Bedside myocardial perfusion assessment with contrast echocardiography.

This article is one of ten reviews selected from the Annual Update in Intensive Care and Emergency medicine 2016. Other selected articles can be found online at http://www.biomedcentral.com/collections/annualupdate2016. Further information about the Annual Update in Intensive Care and Emergency Medicine is available from http://www.springer.com/series/8901.

Background

Myocardial perfusion can be safely assessed at the bedside using contrast echocardiography. The contrast agents consist of tiny microbubbles (approximately 1–8 μm in diameter), which remain in the systemic circulation for ~ 3–5 min after venous injection. Low intensity ultrasound imaging is required to prevent the microbubbles from being destroyed. Myocardial perfusion is assessed by destroying the microbubbles with a ‘flash’ of higher intensity ultrasound and then analyzing the replenishment rate as the microbubbles seep back into the myocardial circulation.

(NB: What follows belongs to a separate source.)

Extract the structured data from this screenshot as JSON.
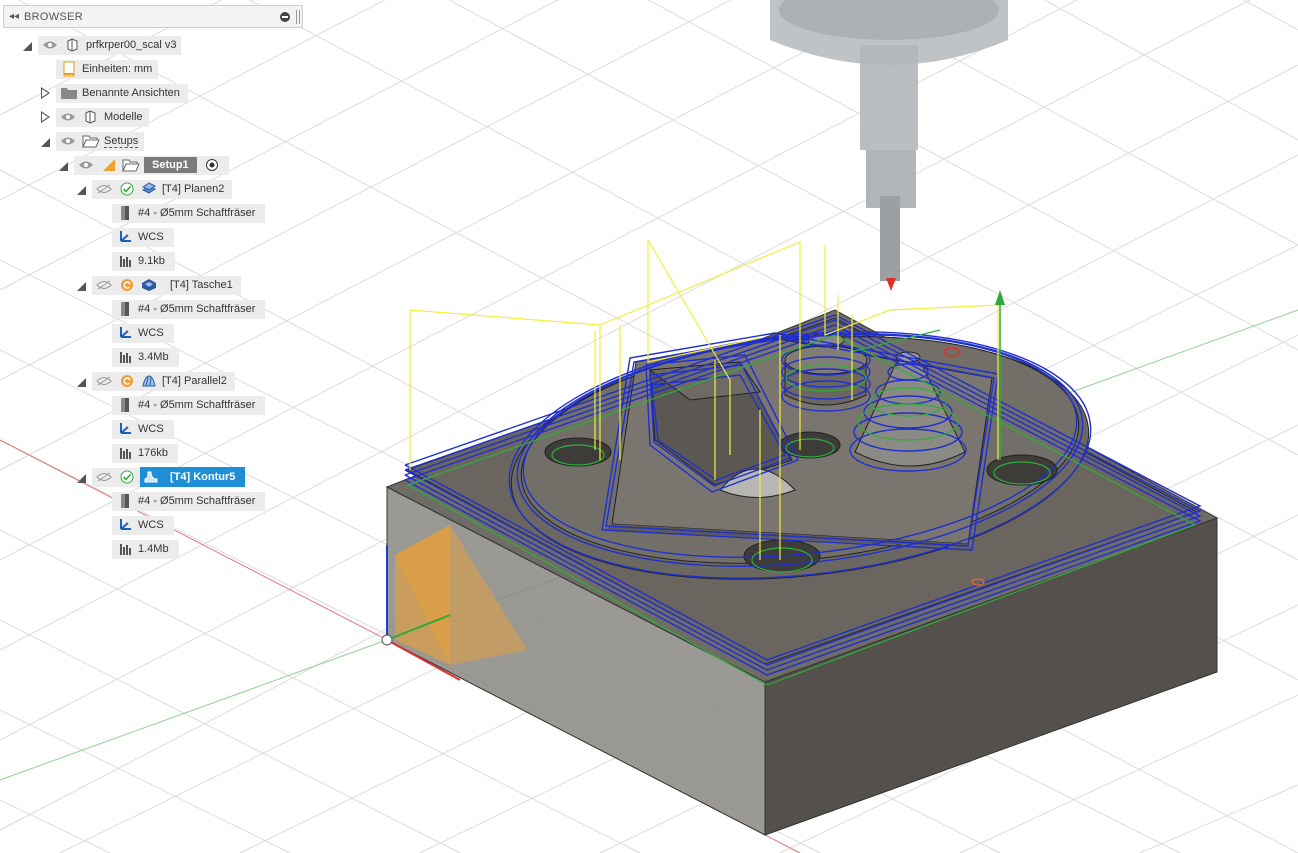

There is reasonable evidence that myocardial contrast perfusion echocardiography (MCPE) can help in the detection of coronary artery disease as well as having prognostic value over regional wall motion analysis. However, there are challenges in bringing it into everyday clinical use: the imaging is challenging and relatively complicated compared to standard echocardiography; the sensitivity and specificity are not 100 %; it remains an ‘off‐label’ use of contrast echocardiography; and there are safety issues to consider. It has been investigated for more than 25 years and yet still has not made it into main‐steam cardiac evaluation.

One area of considerable interest and future potential is in critically ill patients who have raised cardiac enzymes, especially troponins, with or without electrocardiogram (EKG) abnormalities or regional wall motion abnormalities, in whom the diagnosis of ischemia needs to be addressed. Examples include Takotsubo’s or septic cardiomyopathy. Investigation with angiography or further imaging may be detrimental in patients with acute renal failure or bleeding risk and there are dangers associated with unnecessary transfer. It is not suggested that MCPE would take the place of angiography or other investigations assessing myocardial perfusion, but potentially MCPE could identify patients (or at least triage them) who have normal myocardial perfusion yet abnormal troponins, EKGs and have regional wall motion abnormalities. In addition, there are exciting implications for the future use of microbubble contrast in terms of drug and gene delivery.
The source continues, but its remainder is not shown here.